Department of Management, Ca' Foscari University, Venice, Italy.
Department of Environmental Sciences, Informatics and Statistics, Ca' Foscari University, Venice, Italy.
PLoS One. 2022 Jul 6;17(7):e0270904. doi: 10.1371/journal.pone.0270904. eCollection 2022.
Text Classification methods have been improving at an unparalleled speed in the last decade thanks to the success brought about by deep learning. Historically, state-of-the-art approaches have been developed for and benchmarked against English datasets, while other languages have had to catch up and deal with inevitable linguistic challenges. This paper offers a survey with practical and linguistic connotations, showcasing the complications and challenges tied to the application of modern Text Classification algorithms to languages other than English. We engage this subject from the perspective of the Italian language, and we discuss in detail issues related to the scarcity of task-specific datasets, as well as the issues posed by the computational expensiveness of modern approaches. We substantiate this by providing an extensively researched list of available datasets in Italian, comparing it with a similarly sought list for French, which we use for comparison. In order to simulate a real-world practical scenario, we apply a number of representative methods to custom-tailored multilabel classification datasets in Italian, French, and English. We conclude by discussing results, future challenges, and research directions from a linguistically inclusive perspective.

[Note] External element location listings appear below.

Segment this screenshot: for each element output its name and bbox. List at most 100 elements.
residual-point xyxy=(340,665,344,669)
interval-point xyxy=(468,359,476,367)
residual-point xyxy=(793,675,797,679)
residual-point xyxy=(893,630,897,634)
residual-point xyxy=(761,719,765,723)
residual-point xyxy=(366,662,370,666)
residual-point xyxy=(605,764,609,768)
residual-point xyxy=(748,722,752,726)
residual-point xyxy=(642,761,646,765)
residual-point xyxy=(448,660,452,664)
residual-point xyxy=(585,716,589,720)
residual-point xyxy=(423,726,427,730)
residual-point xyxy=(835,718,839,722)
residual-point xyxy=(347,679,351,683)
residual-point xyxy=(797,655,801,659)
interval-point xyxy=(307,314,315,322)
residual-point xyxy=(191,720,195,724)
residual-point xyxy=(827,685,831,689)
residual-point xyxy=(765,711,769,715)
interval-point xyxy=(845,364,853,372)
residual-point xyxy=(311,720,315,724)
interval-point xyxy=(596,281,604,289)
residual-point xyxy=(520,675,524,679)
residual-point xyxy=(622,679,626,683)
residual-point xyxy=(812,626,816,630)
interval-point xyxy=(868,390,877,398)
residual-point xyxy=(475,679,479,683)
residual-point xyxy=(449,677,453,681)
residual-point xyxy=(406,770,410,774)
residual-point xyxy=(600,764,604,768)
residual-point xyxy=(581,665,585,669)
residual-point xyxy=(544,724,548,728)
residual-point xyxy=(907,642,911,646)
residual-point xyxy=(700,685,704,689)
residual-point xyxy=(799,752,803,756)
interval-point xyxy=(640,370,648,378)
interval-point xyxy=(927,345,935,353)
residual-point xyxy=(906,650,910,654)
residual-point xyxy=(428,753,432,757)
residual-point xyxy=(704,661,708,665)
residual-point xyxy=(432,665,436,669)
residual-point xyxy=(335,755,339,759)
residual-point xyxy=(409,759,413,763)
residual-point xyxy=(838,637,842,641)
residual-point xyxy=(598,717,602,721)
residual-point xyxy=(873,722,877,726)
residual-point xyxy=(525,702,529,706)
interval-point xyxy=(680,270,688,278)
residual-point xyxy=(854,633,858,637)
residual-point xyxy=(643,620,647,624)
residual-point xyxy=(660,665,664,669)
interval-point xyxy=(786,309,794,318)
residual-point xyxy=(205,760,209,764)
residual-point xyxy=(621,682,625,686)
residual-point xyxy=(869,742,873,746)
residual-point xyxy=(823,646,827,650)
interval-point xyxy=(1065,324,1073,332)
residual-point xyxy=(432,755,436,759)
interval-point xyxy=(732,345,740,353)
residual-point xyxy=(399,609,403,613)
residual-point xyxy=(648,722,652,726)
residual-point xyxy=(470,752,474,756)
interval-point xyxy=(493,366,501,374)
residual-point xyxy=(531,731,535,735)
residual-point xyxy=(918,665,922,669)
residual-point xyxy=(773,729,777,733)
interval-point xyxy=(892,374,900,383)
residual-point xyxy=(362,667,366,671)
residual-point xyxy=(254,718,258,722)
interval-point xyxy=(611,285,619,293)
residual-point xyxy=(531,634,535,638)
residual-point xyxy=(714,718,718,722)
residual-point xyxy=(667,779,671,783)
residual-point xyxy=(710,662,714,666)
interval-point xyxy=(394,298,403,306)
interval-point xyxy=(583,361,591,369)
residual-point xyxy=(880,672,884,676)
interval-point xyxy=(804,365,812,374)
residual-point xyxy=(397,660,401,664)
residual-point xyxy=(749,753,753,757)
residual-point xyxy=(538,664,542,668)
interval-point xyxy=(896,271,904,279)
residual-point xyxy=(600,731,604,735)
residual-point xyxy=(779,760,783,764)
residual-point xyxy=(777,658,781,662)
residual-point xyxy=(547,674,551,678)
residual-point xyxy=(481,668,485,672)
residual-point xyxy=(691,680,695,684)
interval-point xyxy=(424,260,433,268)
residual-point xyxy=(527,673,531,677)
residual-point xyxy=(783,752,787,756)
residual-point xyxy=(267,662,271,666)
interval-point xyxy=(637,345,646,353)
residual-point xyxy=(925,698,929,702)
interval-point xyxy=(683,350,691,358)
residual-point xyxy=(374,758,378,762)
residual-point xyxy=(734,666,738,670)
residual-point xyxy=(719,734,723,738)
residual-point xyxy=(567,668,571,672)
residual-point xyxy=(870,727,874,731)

文本分类方法在过去十年中取得了飞速的发展,这得益于深度学习的成功。从历史上看,最先进的方法是为英语数据集开发和进行基准测试的,而其他语言则不得不迎头赶上,并应对不可避免的语言挑战。本文提供了一个具有实际和语言学内涵的调查,展示了将现代文本分类算法应用于英语以外的语言所带来的复杂性和挑战。我们从意大利语的角度来探讨这个问题,并详细讨论了与特定任务数据集稀缺相关的问题,以及现代方法计算成本高昂所带来的问题。我们通过提供一个经过深入研究的意大利语可用数据集列表,并将其与我们用于比较的法语数据集列表进行比较,来证明这一点。为了模拟真实的实际场景,我们将一些有代表性的方法应用于意大利语、法语和英语的定制多标签分类数据集。最后,我们从语言包容性的角度讨论结果、未来的挑战和研究方向。